Matt Labash is one of the great journalists writing today.  His extraordinarily insightful piece, Through A Google Glass, Darkly is yet another example of why the guy should write a longread.  (You know, a book.)

Labash documents his initial experience with Google Glass as a “Glass Explorer” and it is both funny and sad which of course makes the funny parts even funnier and the insightful parts even more meaningful, kind of like Studs Terkel meets H.L. Mencken in a movie based on a William Gibson novel directed by Stanley Kubrick.

But–and no MTP reader will be surprised by this–the part of Labash’s piece that really caught my eye was this encounter with a Google flack:

Weirdly, my own trust rating already seems to have taken a hit with Google. In the middle of reporting this piece, I get an unsolicited email from Chris Dale, who heads Glass’s communications shop. He says he “heard through the grapevine” I was working on a story, and would love to help out. Fair enough. I’ve had proactive flacks do that before. But a week later, when I email him to ask some anodyne questions about the mechanics of the Explorer program, he expresses concern.

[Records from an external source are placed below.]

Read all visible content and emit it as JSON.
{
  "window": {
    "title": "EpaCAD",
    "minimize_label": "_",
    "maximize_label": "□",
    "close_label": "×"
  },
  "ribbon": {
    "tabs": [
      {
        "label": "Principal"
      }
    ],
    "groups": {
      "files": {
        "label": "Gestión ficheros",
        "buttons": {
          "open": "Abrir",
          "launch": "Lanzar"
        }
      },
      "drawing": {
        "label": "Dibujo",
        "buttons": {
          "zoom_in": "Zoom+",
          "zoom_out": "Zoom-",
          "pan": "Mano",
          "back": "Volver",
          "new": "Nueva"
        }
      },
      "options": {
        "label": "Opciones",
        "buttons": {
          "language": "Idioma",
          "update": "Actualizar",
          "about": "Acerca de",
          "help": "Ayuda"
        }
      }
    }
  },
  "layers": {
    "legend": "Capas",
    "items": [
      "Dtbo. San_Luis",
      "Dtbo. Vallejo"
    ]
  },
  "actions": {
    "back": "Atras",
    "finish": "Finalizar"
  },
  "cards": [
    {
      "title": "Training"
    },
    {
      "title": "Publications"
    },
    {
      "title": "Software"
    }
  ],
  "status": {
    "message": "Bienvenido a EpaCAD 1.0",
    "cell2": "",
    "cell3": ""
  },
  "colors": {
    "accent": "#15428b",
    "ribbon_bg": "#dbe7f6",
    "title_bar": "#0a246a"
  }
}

His concern is “that some folks who ran into you while you were wearing Glass out in public remarked that they felt you were being obnoxious and confrontational and a little evasive in terms of who you were and what outlet you were representing.” Strange. I thought nearly all of my interviews were friendly. And even if I partially played the role of the Glasshole, I nearly always let people know who I am and what I was up to. But even if I didn’t​—​how does he know? I didn’t speak with anyone in the field who worked for Google. Who would go through the trouble of tracking down some flack in Mountain View, Calif., to report me? And anyone to whom I was being even marginally “confrontational” likely would have seen it that way because I’d sometimes argue on behalf of their privacy, even as they seemed perfectly willing to abdicate it.

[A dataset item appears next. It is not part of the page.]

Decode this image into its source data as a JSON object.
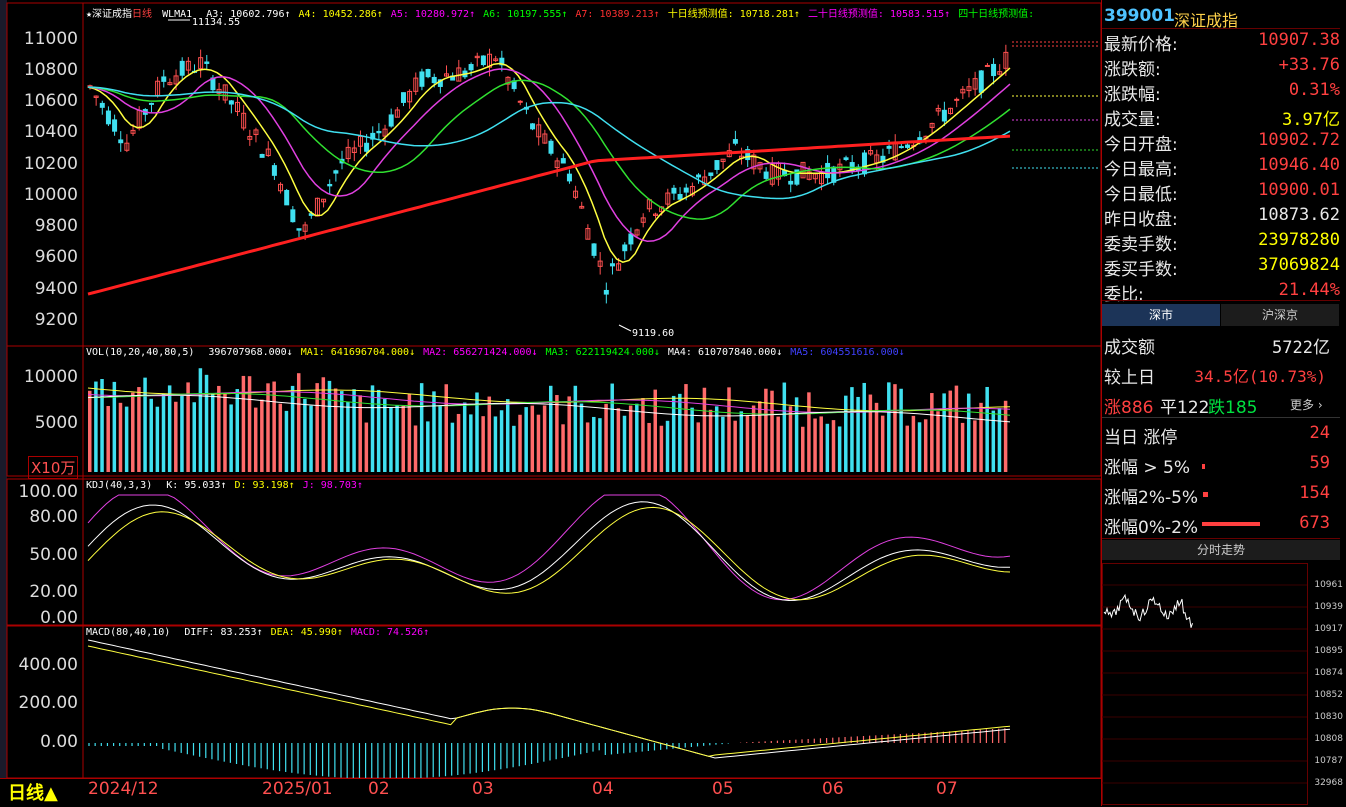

Like a principal summoning a wayward student to the office, Dale, who in addition to heading Glass’s communications outfit seems to think he’s my editor, asks me to call him. I pass, telling him I’d just as soon keep our exchange in print, so I have a clear record of what gets said. After disabusing him of whatever he is “hearing second-hand” (his words) and explaining my reporting style, I ask him six more questions about Glass. But not before telling him I’d also love to hear who his “mysterious second-hand informer” is, while he should keep in mind that “I likely have better documentation of what was said than they do.” Unless, that is, Google has hacked my Glass. Have they? No, they wouldn’t do that. Especially not after two researchers at Cal Poly came up with an app that would allow others to hijack your camera, just to see if they could. That seemed to displease Google, so I don’t think Google would do that, I jab (sending Dale a link to the Cal Poly story).

But the truth is, Google wouldn’t have had to hack my camera. Could they have seen a testy interview that I taped on Glass? Wouldn’t they have access to that data, the same way they have access to my Gmail account, to my search requests, to God knows what else? Were they spying on me? All interesting questions. But it doesn’t look like I’ll ever know the answer. Even weeks later, Dale hasn’t responded. [Emphasis mine.]

Well…you know what I think.

Here’s a trick I learned from a friend who uses Google Voice with an Android phone.  Say “Machu Picchu” about 10 times while wearing Glass.  Then log into your Google account on your laptop and time how long it takes before travel ads for Peru start showing up.

I want to wish all those Glassholes happy exploring.

And remember: If you have something you don’t want anyone to know, maybe you shouldn’t be doing it in the first place.